By just writing a grammar and processing it to become a parser, we have a program that can track a sequence of input tokens and make sure that these tokens correspond to the sequencing rules we have defined. As soon as an input token is encountered that does not match any rule at that point in the grammar, the parsing engine will flag an error and will either terminate the parse or attempt to throw away rules and tokens to resynchronise to the input sequence. This latter error-handling behaviour is dependent on how you configure the grammar.
Typically we don't want to just 'follow the input tokens' to check they obey the grammar rules. We want to take strategic actions when we recognise particular constructs in the input sequence. The usual way in which this is done is to jump out and execute action functions whenever a rule has been completely recognised and is therefore being reduced.
The grammar description syntax allows for this. We can stipulate after any rule a block of C# source code to be executed when that rule reduces (recognises its complete list of right-hand tokens). This action code is placed in curly braces immediately beneath its rule in the grammar.
Within the block of code beneath a rule, we can use dollar identifiers to refer to
the values associated with each token in the reducing grammar rule. The following positional
rules apply. The value associated with the first token on the right hand side of
the rule is given the name $0
, while the (N+1)th token is given the name
$N
. The special identifier $$
refers to the value to be
returned for the reduced non-terminal token. Hence it is usual to assign a value to
$$
before the end of the action code block.
The code below is an example of action handler code that might be used in a
sentence analysis program.
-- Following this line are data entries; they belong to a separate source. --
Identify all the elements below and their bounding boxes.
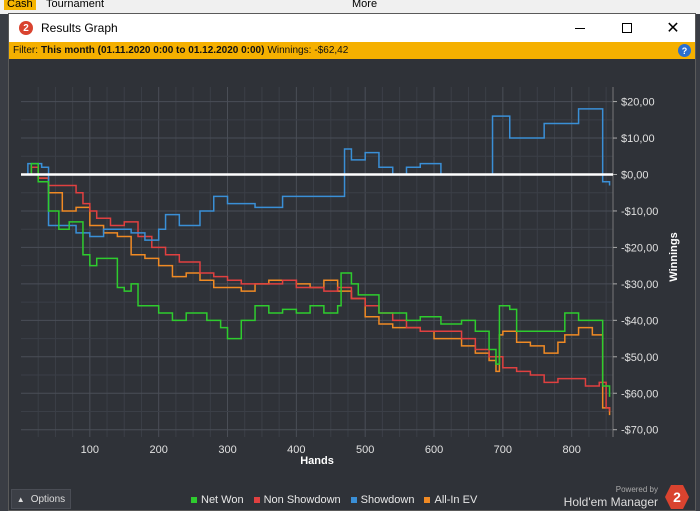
filter-value: This month (01.11.2020 0:00 to 01.12.202… <box>41 45 265 56</box>
app-logo-icon: 2 <box>19 21 33 35</box>
x-axis-ticks: 100 200 300 400 500 600 700 800 <box>81 444 581 456</box>
y-tick-label: $20,00 <box>621 97 655 109</box>
legend-label: Non Showdown <box>263 494 341 506</box>
legend-swatch <box>191 497 197 503</box>
y-tick-label: $0,00 <box>621 170 649 182</box>
y-axis-ticks: $20,00 $10,00 $0,00 -$10,00 -$20,00 -$30,00 -$… <box>613 97 658 437</box>
x-tick-label: 800 <box>563 444 581 456</box>
holdem-manager-logo-icon: 2 <box>665 485 689 509</box>
y-tick-label: -$50,00 <box>621 352 658 364</box>
x-axis-label: Hands <box>300 455 334 467</box>
grid <box>21 87 614 437</box>
results-chart: 100 200 300 400 500 600 700 800 $20,00 $10,00 $0,… <box>9 59 695 491</box>
close-button[interactable]: ✕ <box>653 14 693 42</box>
results-graph-window: 2 Results Graph ✕ Filter: This month (01… <box>8 13 696 511</box>
y-tick-label: -$60,00 <box>621 388 658 400</box>
legend-item-non-showdown[interactable]: Non Showdown <box>253 494 341 506</box>
series-line-showdown <box>21 108 611 241</box>
title-bar[interactable]: 2 Results Graph ✕ <box>9 14 695 42</box>
winnings-value: -$62,42 <box>314 45 349 56</box>
legend-item-net-won[interactable]: Net Won <box>191 494 244 506</box>
legend-swatch <box>350 497 357 503</box>
legend-swatch <box>253 497 260 503</box>
legend-label: Showdown <box>360 494 415 506</box>
y-tick-label: -$10,00 <box>621 206 658 218</box>
bg-tab-more[interactable]: More <box>352 0 378 10</box>
options-label: Options <box>30 493 66 505</box>
y-tick-label: -$70,00 <box>621 425 658 437</box>
background-app-left-edge <box>0 14 8 511</box>
series-line-net-won <box>21 162 611 397</box>
x-tick-label: 300 <box>218 444 236 456</box>
x-tick-label: 400 <box>287 444 305 456</box>
options-button[interactable]: ▲ Options <box>11 489 71 509</box>
x-tick-label: 600 <box>425 444 443 456</box>
minimize-icon <box>575 27 585 29</box>
minimize-button[interactable] <box>560 14 600 42</box>
x-tick-label: 700 <box>494 444 512 456</box>
x-tick-label: 200 <box>149 444 167 456</box>
legend-item-showdown[interactable]: Showdown <box>350 494 415 506</box>
legend-item-all-in-ev[interactable]: All-In EV <box>424 494 477 506</box>
bg-tab-cash[interactable]: Cash <box>4 0 36 10</box>
x-tick-label: 100 <box>81 444 99 456</box>
results-chart-svg: 100 200 300 400 500 600 700 800 $20,00 $10,00 $0,… <box>21 87 680 467</box>
y-tick-label: $10,00 <box>621 133 655 145</box>
bottom-bar: ▲ Options Net Won Non Showdown Showdown … <box>9 485 695 511</box>
bg-tab-tournament[interactable]: Tournament <box>46 0 105 10</box>
window-title: Results Graph <box>41 21 118 35</box>
y-tick-label: -$30,00 <box>621 279 658 291</box>
maximize-button[interactable] <box>607 14 647 42</box>
y-tick-label: -$40,00 <box>621 315 658 327</box>
series-lines <box>21 108 611 416</box>
help-icon[interactable]: ? <box>678 44 691 57</box>
legend-label: Net Won <box>201 494 244 506</box>
x-tick-label: 500 <box>356 444 374 456</box>
winnings-label: Winnings: <box>267 45 312 56</box>
brand-name: Hold'em Manager <box>563 495 658 509</box>
legend: Net Won Non Showdown Showdown All-In EV <box>191 494 487 506</box>
filter-bar[interactable]: Filter: This month (01.11.2020 0:00 to 0… <box>9 42 695 59</box>
close-icon: ✕ <box>666 20 680 37</box>
y-axis-label: Winnings <box>668 232 680 281</box>
maximize-icon <box>622 23 632 33</box>
series-line-non-showdown <box>21 166 611 412</box>
series-line-all-in-ev <box>21 166 611 416</box>
powered-by-text: Powered by <box>615 485 658 494</box>
background-app-tabbar: Cash Tournament More <box>0 0 700 14</box>
plot-background <box>21 87 613 437</box>
legend-label: All-In EV <box>434 494 478 506</box>
chevron-up-icon: ▲ <box>16 494 25 504</box>
background-app-right-edge <box>692 14 700 511</box>
legend-swatch <box>424 497 431 503</box>
filter-label: Filter: <box>13 45 38 56</box>
y-tick-label: -$20,00 <box>621 242 658 254</box>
Notice the use of numbered dollar arguments to access
the values returned for each token in the rule being reduced, and also notice the
use of $$
to set the value of the rule's left hand side token (adjectives)
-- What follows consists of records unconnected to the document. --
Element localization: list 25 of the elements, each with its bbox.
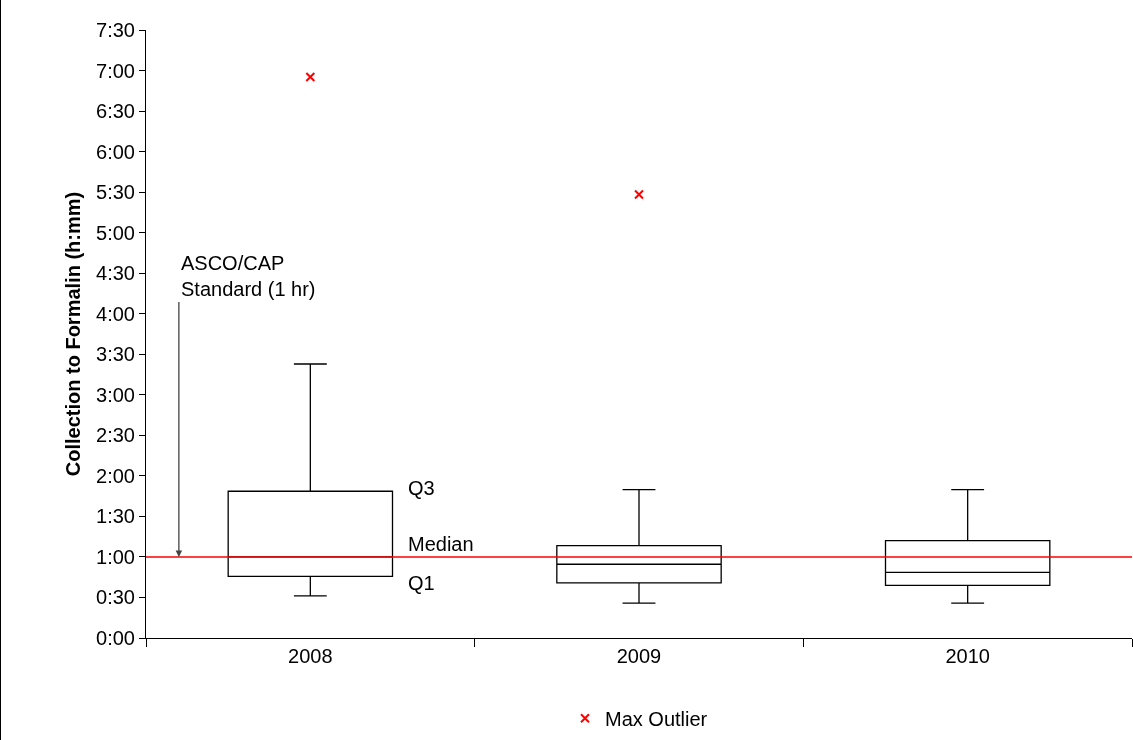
x-tick-label: 2009 <box>616 645 662 667</box>
annotation: Q1 <box>408 572 435 594</box>
y-tick-label: 3:30 <box>96 343 135 366</box>
annotation: Median <box>408 533 474 555</box>
y-tick-label: 3:00 <box>96 383 135 406</box>
y-tick-label: 1:00 <box>96 545 135 568</box>
ref-line-label: ASCO/CAP Standard (1 hr) <box>181 252 316 300</box>
y-tick-label: 7:30 <box>96 19 135 41</box>
y-tick-label: 5:30 <box>96 181 135 204</box>
y-tick-label: 7:00 <box>96 59 135 82</box>
annotation: Q3 <box>408 477 435 499</box>
y-tick-label: 2:00 <box>96 464 135 487</box>
y-tick-label: 4:00 <box>96 302 135 325</box>
y-tick-label: 1:30 <box>96 505 135 528</box>
y-tick-label: 2:30 <box>96 424 135 447</box>
y-tick-label: 4:30 <box>96 262 135 285</box>
x-tick-label: 2010 <box>945 645 990 667</box>
y-tick-label: 5:00 <box>96 221 135 244</box>
y-tick-label: 6:00 <box>96 140 135 163</box>
y-tick-label: 0:30 <box>96 586 135 609</box>
y-tick-label: 0:00 <box>96 627 135 649</box>
y-axis-title: Collection to Formalin (h:mm) <box>61 191 84 477</box>
legend-label: Max Outlier <box>605 708 708 731</box>
y-tick-label: 6:30 <box>96 100 135 123</box>
x-tick-label: 2008 <box>288 645 333 667</box>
ready for when that token is later a token on the right side of a parent rule in which it
too is later reduced.
adjectives:
adjectives ADJECTIVE
{
// Append adjective to list of all adjectives
if (AdjectiveList == null)
AdjectiveList = new List<string>();
AdjectiveList.Add($1.ToString());
$$ = AdjectiveList.Count;
// Track how many adjectives have been seen
AdjectivesCount++;
}
|
;
This inline style for writing action function code is used for both inline and offline parsers. An arguable disadvantage of the style above is that the automatic syntax checking and intellisense provided by Visual Studio and other compiler tools will not know how to interpret the code in a grammar input file. Hence it is good practice to place as little code as possible within an action code block, and make it call methods back in the parser class that you have written. These methods do the real work of handling a the consequences of a rule reduction. Note that the code you write in action functions will be placed in a derived class from your parser class. Hence they can only access public, protected or internal members of your parser class. Private members will not be accessible from inline action code.
Sometimes in our action functions we would like to get access to the
Position
property of each IToken
that
appears in the current rule being reduced. The $N
parameters only give us access to the Value
property.
The Parser
base class of the class containing your action function
contains a property called TokenPosition
that is an array of strings.
This property fills in each string with the value of the Position
property from each of the right hand side tokens for the rule being reduced. Hence
the indexes of each token position string are the same as the index number for
each $N
parameter. Note that on rule reduction, the Position
parameter for the non-terminal token we are reducing the rule to is set to the value
of the first token in the right hand side of the rule being reduced. If the right hand
side is an empty rule, the position will be set to null. Note also that the
TokenPosition
property is only implemented in the LR(1) parser. Generalised
parsers (GLR) have a mechanism that builds a tree of recognised IToken
objects to represent the parser output. Hence the Position
properties
are directly available.
Here is some sample code demonstrating access to the position information in a rule reduction:
adjectives:
adjectives ADJECTIVE
{
// Append adjective to list of all adjectives
if (AdjectiveList == null)
AdjectiveList = new List<string>();
AdjectiveList.Add($1.ToString());
Console.WriteLine
("Position of ADJECTIVE ($1) is: {0}", TokenPosition[1]);
$$ = AdjectiveList.Count;
// Track how many adjectives have been seen
AdjectivesCount++;
}
|
;